Identifying Jenkins Services

With Censys, you are one search query away from uncovering all of the running Jenkins servers on the internet:

• services: (software.vendor: jenkins and software.product: jenkins)

One of the easiest ways to identify not only whether a host is running a Jenkins server but also obtain the exact version of the running service is to analyze the HTTP response headers and look for the existence of the X-Jenkins key, the value of which will often be the actual version of the server.

A host running Jenkins.

More often than not, making an HTTP request to the Jenkins server will result in a 403 status code, which informs us as the client that the server requires authentication; in other words, if you go to that URL in your browser, you will see a login form.

The same host but in a browser.

But the above screenshot is not the only view you can see with Censys and Jenkins; a Jenkins server can be configured so that anonymous/guest access can be given to the general internet, which gives any user the ability (at the very least) to view the various jobs and builds that are currently configured.
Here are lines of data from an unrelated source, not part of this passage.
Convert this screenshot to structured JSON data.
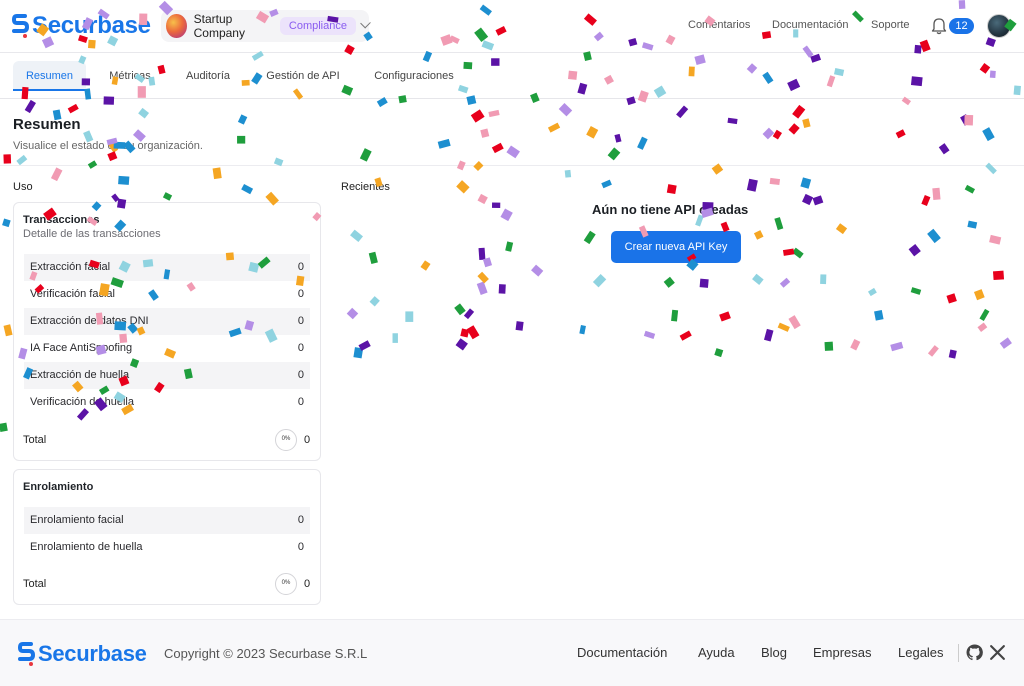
{
  "brand": {
    "name": "Securbase",
    "color": "#1976e8"
  },
  "org": {
    "name": "Startup Company",
    "badge": "Compliance"
  },
  "top_nav": [
    {
      "label": "Comentarios"
    },
    {
      "label": "Documentación"
    },
    {
      "label": "Soporte"
    }
  ],
  "notifications": {
    "count": "12",
    "icon": "bell-icon"
  },
  "tabs": [
    {
      "label": "Resumen",
      "active": true
    },
    {
      "label": "Métricas",
      "active": false
    },
    {
      "label": "Auditoría",
      "active": false
    },
    {
      "label": "Gestión de API",
      "active": false
    },
    {
      "label": "Configuraciones",
      "active": false
    }
  ],
  "page": {
    "title": "Resumen",
    "subtitle": "Visualice el estado de su organización.",
    "usage_label": "Uso",
    "recent_label": "Recientes"
  },
  "transactions": {
    "title": "Transacciones",
    "subtitle": "Detalle de las transacciones",
    "rows": [
      {
        "label": "Extracción facial",
        "value": "0"
      },
      {
        "label": "Verificación facial",
        "value": "0"
      },
      {
        "label": "Extracción de datos DNI",
        "value": "0"
      },
      {
        "label": "IA Face AntiSpoofing",
        "value": "0"
      },
      {
        "label": "Extracción de huella",
        "value": "0"
      },
      {
        "label": "Verificación de huella",
        "value": "0"
      }
    ],
    "total_label": "Total",
    "total_percent": "0%",
    "total_value": "0"
  },
  "enrollment": {
    "title": "Enrolamiento",
    "rows": [
      {
        "label": "Enrolamiento facial",
        "value": "0"
      },
      {
        "label": "Enrolamiento de huella",
        "value": "0"
      }
    ],
    "total_label": "Total",
    "total_percent": "0%",
    "total_value": "0"
  },
  "empty_state": {
    "message": "Aún no tiene API creadas",
    "button_label": "Crear nueva API Key",
    "button_color": "#1a73e8"
  },
  "footer": {
    "brand": "Securbase",
    "copyright": "Copyright © 2023 Securbase S.R.L",
    "links": [
      {
        "label": "Documentación"
      },
      {
        "label": "Ayuda"
      },
      {
        "label": "Blog"
      },
      {
        "label": "Empresas"
      },
      {
        "label": "Legales"
      }
    ],
    "icons": [
      "github-icon",
      "x-twitter-icon"
    ]
  },
  "confetti_colors": [
    "#e8001c",
    "#1f9e3d",
    "#f5a623",
    "#5b13a6",
    "#1d8fd0",
    "#f19bb3",
    "#b48ee6",
    "#8fd3e0"
  ]
}
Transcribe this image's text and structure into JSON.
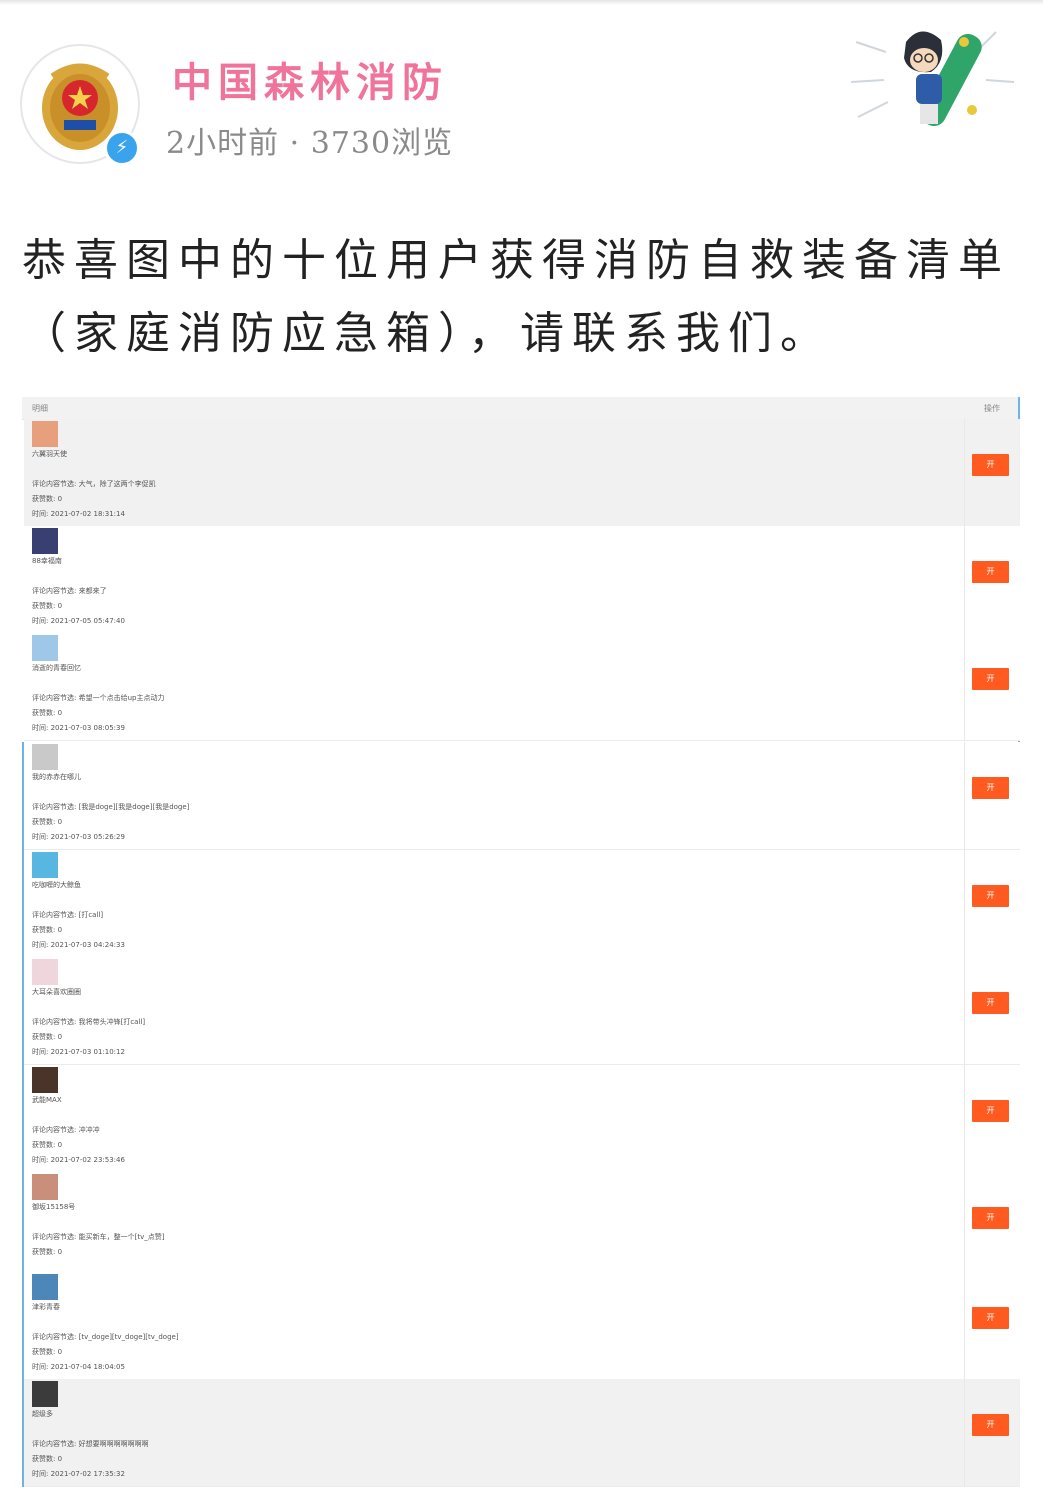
{
  "post": {
    "author": "中国森林消防",
    "time_ago": "2小时前",
    "separator": "·",
    "views": "3730浏览",
    "title_line1": "恭喜图中的十位用户获得消防自救装备清单",
    "title_line2": "（家庭消防应急箱），请联系我们。"
  },
  "table": {
    "col_detail": "明细",
    "col_action": "操作",
    "comment_prefix": "评论内容节选:",
    "likes_prefix": "获赞数:",
    "time_prefix": "时间:",
    "action_label": "开",
    "rows": [
      {
        "user": "六翼羽天使",
        "comment": "大气，除了这两个李促凯",
        "likes": "0",
        "time": "2021-07-02 18:31:14",
        "avatar_color": "#e7a07b"
      },
      {
        "user": "88幸福南",
        "comment": "来都来了",
        "likes": "0",
        "time": "2021-07-05 05:47:40",
        "avatar_color": "#3a3f72"
      },
      {
        "user": "消逝的青春回忆",
        "comment": "希望一个点击给up主点动力",
        "likes": "0",
        "time": "2021-07-03 08:05:39",
        "avatar_color": "#9fc8e8"
      },
      {
        "user": "我的赤赤在哪儿",
        "comment": "[我是doge][我是doge][我是doge]",
        "likes": "0",
        "time": "2021-07-03 05:26:29",
        "avatar_color": "#c9c9c9"
      },
      {
        "user": "吃咖喱的大鲸鱼",
        "comment": "[打call]",
        "likes": "0",
        "time": "2021-07-03 04:24:33",
        "avatar_color": "#58b7e0"
      },
      {
        "user": "大耳朵喜欢圈圈",
        "comment": "我将带头冲锋[打call]",
        "likes": "0",
        "time": "2021-07-03 01:10:12",
        "avatar_color": "#efd6dc"
      },
      {
        "user": "武能MAX",
        "comment": "冲冲冲",
        "likes": "0",
        "time": "2021-07-02 23:53:46",
        "avatar_color": "#4a3328"
      },
      {
        "user": "御坂15158号",
        "comment": "能买新车，整一个[tv_点赞]",
        "likes": "0",
        "time": "",
        "avatar_color": "#c98f7a"
      },
      {
        "user": "津彩青春",
        "comment": "[tv_doge][tv_doge][tv_doge]",
        "likes": "0",
        "time": "2021-07-04 18:04:05",
        "avatar_color": "#4d86b8"
      },
      {
        "user": "超级多",
        "comment": "好想要啊啊啊啊啊啊啊",
        "likes": "0",
        "time": "2021-07-02 17:35:32",
        "avatar_color": "#3b3b3b"
      }
    ]
  },
  "colors": {
    "author": "#f0739a",
    "meta": "#8a8a8a",
    "action_button": "#ff5a1f",
    "verify_badge": "#3aa3ee"
  },
  "icons": {
    "verify": "lightning-badge-icon",
    "emblem": "fire-rescue-emblem",
    "decoration": "cartoon-skateboard-sticker"
  }
}
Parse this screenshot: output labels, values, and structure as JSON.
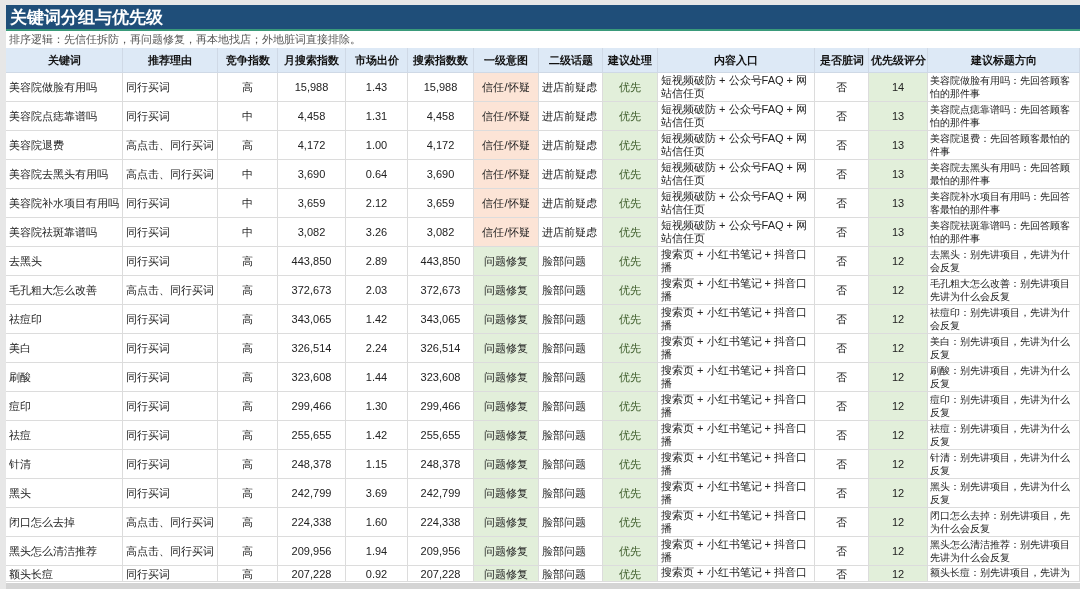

If you modify the Censys search query to include an HTML title search, one can find many examples of Jenkins servers with global read access to the system:

• services: (software.vendor: jenkins and software.product: jenkins and http.response.html_title: “Dashboard [Jenkins]”)

It should be noted that many of the Jenkins servers found with read access to the dashboard are not necessarily misconfigured, as many open-source projects utilize Jenkins as a means to build and test their software. But it is something to note.

Differentiating Jenkins LTS from Jenkins Release

In the advisory, we see that versions of Jenkins that are less than or equal to version 2.441 are vulnerable to this CVE. On the other hand, versions of Jenkins LTS less than or equal to 2.426.2 are also vulnerable. Since there is a little overlap between these two code trees, we need a way to differentiate a Jenkins LTS (Long Term Support) server and a normal Jenkins server.

Thankfully, the value of the version in the X-Jenkins HTTP response header will either include three digits (major, minor, patch, separated by a dot) for LTS releases and only two digits (major, minor, separated by a dot) for standard releases. For once, we have a vendor that does semantic versioning correctly.

What can be done?

• Refer to the vendor advisory, which states users should upgrade to Jenkins 2.442 or LTS version 2.426.3.
• Use this Censys search query to find Jenkins servers exposed to the internet.
• Censys ASM customers will have access to a new risk that will identify potentially vulnerable Jenkins servers (search for “CVE-2024-23897”).